Environmentalists have called for the closure of the Latrobe Valley’s brown coal power stations following government approval of the state’s biggest wind farm in history.
On Tuesday the State Government announced it had approved the development of a $650 million dollar, 96-turbine wind farm near Dundonnell, in Victoria’s south-west.
The Victorian Greens and Environment Victoria have voiced support for the project, dubbed by Premier Daniel Andrews as “the biggest in the state’s history”, but are concerned further investment into renewable energy is being hindered by the state’s excess coal.
Environment Victoria campaign manager Nicholas Aberle said coal-fired power stations were the biggest climate polluters in the country.
He said renewable energy was ready to power communities, but a “well accepted fact” that Victoria had more electricity capacity than needed was impacting investment.
“That creates less incentive for investors to buy into more renewables in Victoria as we have an oversupply,” Dr Aberle said.
The Greens state leader, Greg Barber, told The Express the construction of wind farms needed to be accompanied by the phasing out of coal power plants, including those in the Latrobe Valley.
“New wind farms are great, but the old, polluting coal power stations are locking renewables out of the market,” Mr Barber said.
Both groups have called on the State Government to establish a plan to support the Latrobe Valley community through a transition phase.
Energy, Environment and Climate Change Minister Lily D’Ambrosio branded Mr Barber’s claims as “ridiculous”.
“It is ridiculous to say that renewable energy is being locked out of the market. The Andrews Government has already announced two new wind farms for Victoria and has also approved the $650 million wind farm project near Dundonnell,” Ms D’Ambrosio said.
“The Andrews Labor Government supports wind energy because it creates thousands of local jobs and reduces greenhouse gas emissions.”
She said the government would work with the community to create a long-term plan for transition and highlighted the $40 million package announced at the last state budget, which was designed to “help grow and diversify the economy in the Latrobe Valley, to grow existing local businesses” as an example of the government investment.
Mr Barber said residents wanted answers to plan for the future.
“They want to know if they have a future in the Latrobe Valley or if they should be moving out, or commuting to Dandenong for future job prospects,” Mr Barber said.

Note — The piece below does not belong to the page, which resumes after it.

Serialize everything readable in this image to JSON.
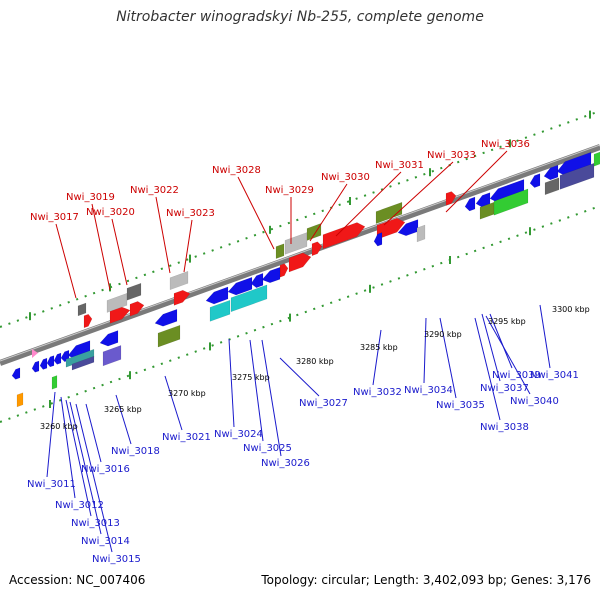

“Now is the time to plan an orderly transition for the Latrobe Valley so thousands of workers aren’t left in the lurch when coal power stations inevitably close.”
Dr Aberle said a multifaceted approach would be a “sensible way” to handle transition, with government, business and community input essential.
An AGL Energy spokesperson said the Loy Yang Power Station operator recognised the need to address the challenges of modernising and decarbonising the electricity generation industry which would require a suite of complementary policies.
“These policies will need to include a plan for the orderly exit of aged, high-emitting coal-fired power stations to create sustainable conditions for investment in new renewables,” the spokesperson said.
Yallourn Power Station operator EnergyAustralia and Hazelwood parent company ENGIE, operator of Hazelwood Power Station, declined to comment on the calls for closure by the Greens.
Despite recent media reports, the ENGIE spokesperson said its Australian business was not for sale.